Strikingly, this bizarre and philosophically motivated theory is in the news again, this time in the Boston Globe in an article entitled "A better theory of intelligent design." After dismissing the Creation Museum in northern Kentucky, the author, Jacob Haqq-Misra, writes:
But there are other alternative ideas that can explain the origin of life on Earth. One needn’t be actively religious, or even reject evolution, to consider the possibility of intelligent design. That intelligence could have originated not on some spiritual plane whose existence can never be proven but simply elsewhere in the cosmos.
He later clarifies this theory to be, well, ancient aliens:
Modern science does offer a tenable theory of intelligent design, one that does not resort to religion or pseudoscience. When considering that humans were not far off from the technological ability to transport Earth-based life to other planets, astronomer Carl Sagan and his contemporaries hypothesized that extraterrestrial intelligent beings, if they exist, might try to do the same thing. From this speculation was born the concept that extraterrestrial intelligent designers are responsible for life on Earth.
(Pseudoscience is an interesting word choice)

He then goes on to seek to provide a scientific defense of Panspermia - the idea that life can transfer from one planet to another either directly or indirectly. To his credit, Haqq-Misra admits the unlikelihood of Panspermia taking place. Nevertheless, having conceded that life must have began by intelligent design - just not by Intelligent Design - rather than by unguided chance, he is left placing his faith in aliens.

He concludes:
Directed panspermia is not the best explanation of the data available today, but it remains a scientifically grounded idea that implicates an intelligent designer as responsible for life on Earth. It makes no claims that attach it to any particular religion or creed. There’s no reason it couldn’t be taught in schools.

We have nothing to fear from teaching a genuinely scientific theory of intelligent design in public schools. In fact, directed panspermia provides an excellent vehicle for students to understand the themes of astrobiology and the complexities of evolution. Let the students examine the evidence and decide for themselves which is more likely: origin of life on Earth, or origin from afar by extraterrestrial beings. Such an imaginative exercise will push students toward the frontiers of inquiry and inspire novel solutions toward a new, scientific theory of our origins.
There is a major problem to this theory. If life is transferred from another planet to ours, how did life on that planet begin? Panspermia does not explain the "origin of species" but moves the problem back another million to billion years. God remains the most obvious explanation for life. Rocks and dirt do not create life - even simple, single cells whether on our planet or one's on other galaxies.

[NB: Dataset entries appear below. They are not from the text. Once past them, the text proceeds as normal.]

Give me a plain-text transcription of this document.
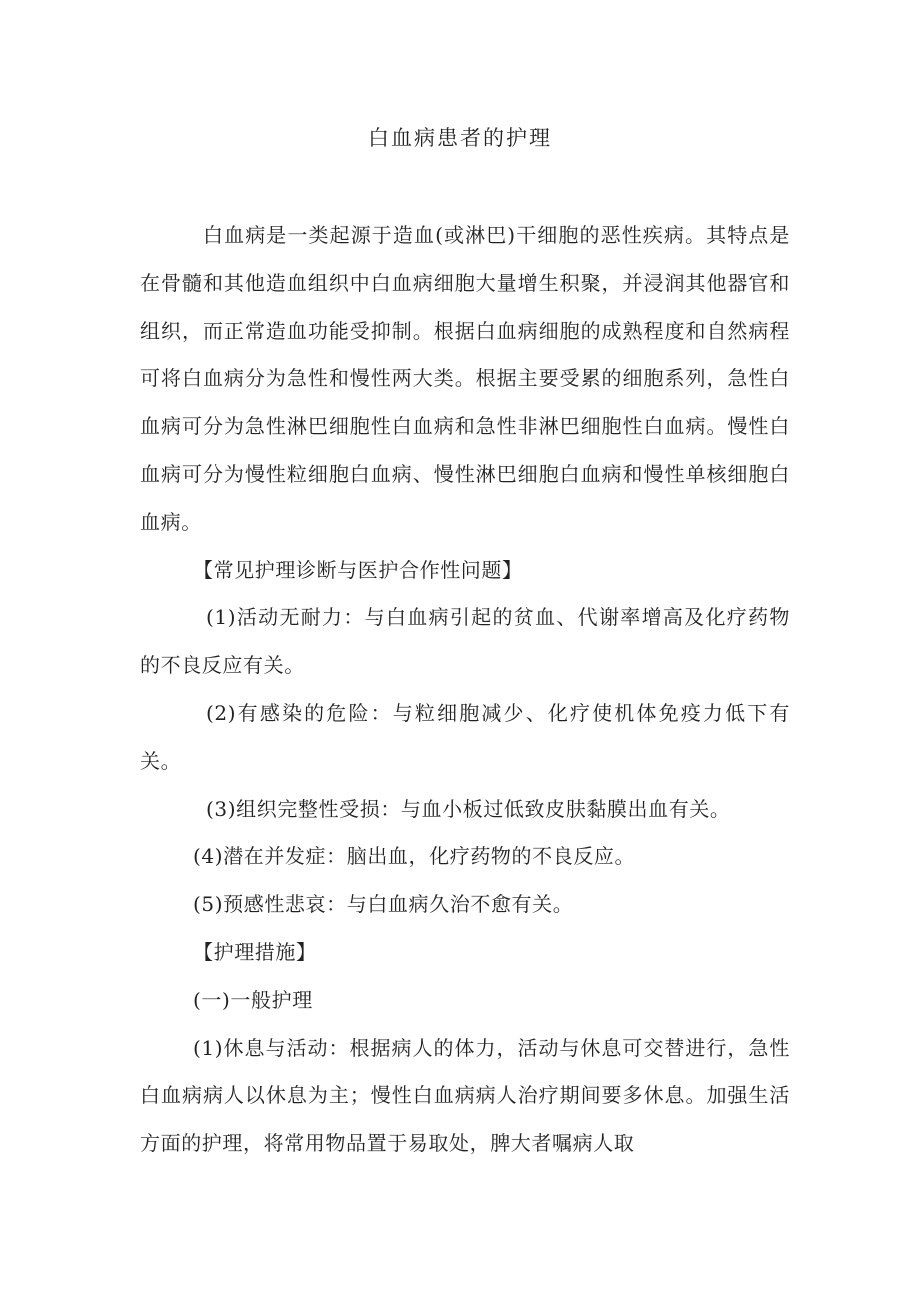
白血病患者的护理

白血病是一类起源于造血(或淋巴)干细胞的恶性疾病。其特点是在骨髓和其他造血组织中白血病细胞大量增生积聚，并浸润其他器官和组织，而正常造血功能受抑制。根据白血病细胞的成熟程度和自然病程可将白血病分为急性和慢性两大类。根据主要受累的细胞系列，急性白血病可分为急性淋巴细胞性白血病和急性非淋巴细胞性白血病。慢性白血病可分为慢性粒细胞白血病、慢性淋巴细胞白血病和慢性单核细胞白血病。

【常见护理诊断与医护合作性问题】

(1)活动无耐力：与白血病引起的贫血、代谢率增高及化疗药物的不良反应有关。

(2)有感染的危险：与粒细胞减少、化疗使机体免疫力低下有关。

(3)组织完整性受损：与血小板过低致皮肤黏膜出血有关。

(4)潜在并发症：脑出血，化疗药物的不良反应。

(5)预感性悲哀：与白血病久治不愈有关。

【护理措施】

(一)一般护理

(1)休息与活动：根据病人的体力，活动与休息可交替进行，急性白血病病人以休息为主；慢性白血病病人治疗期间要多休息。加强生活方面的护理，将常用物品置于易取处，脾大者嘱病人取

In the end, Haqq-Misra reveals the worldview behind much of popular science. Having rejected God as a hypothesis, they are in search for aliens. So instead of allowing science to shape their worldview, which is what they want us to believe, much of the scientific community allow their worldview to shape their science. Panspermia is just one example of that.

I will let Albert Mohler have the last word:
Talk about magical thinking. For Christians, this simply reminds us that it’s the Christian biblical worldview when it comes to creation or it’s some other form of an understanding of how intelligent life in the entire cosmos came to be. And in this case, published in the Sunday edition of the Boston Globe is an argument that dismisses the Christian understanding of Intelligent Design, indeed, the biblical account of creation, and simply replaces it with the hypothesis of interplanetary panspermia. Now that is a form of truly magical thinking. It’s also a sign of intellectual desperation.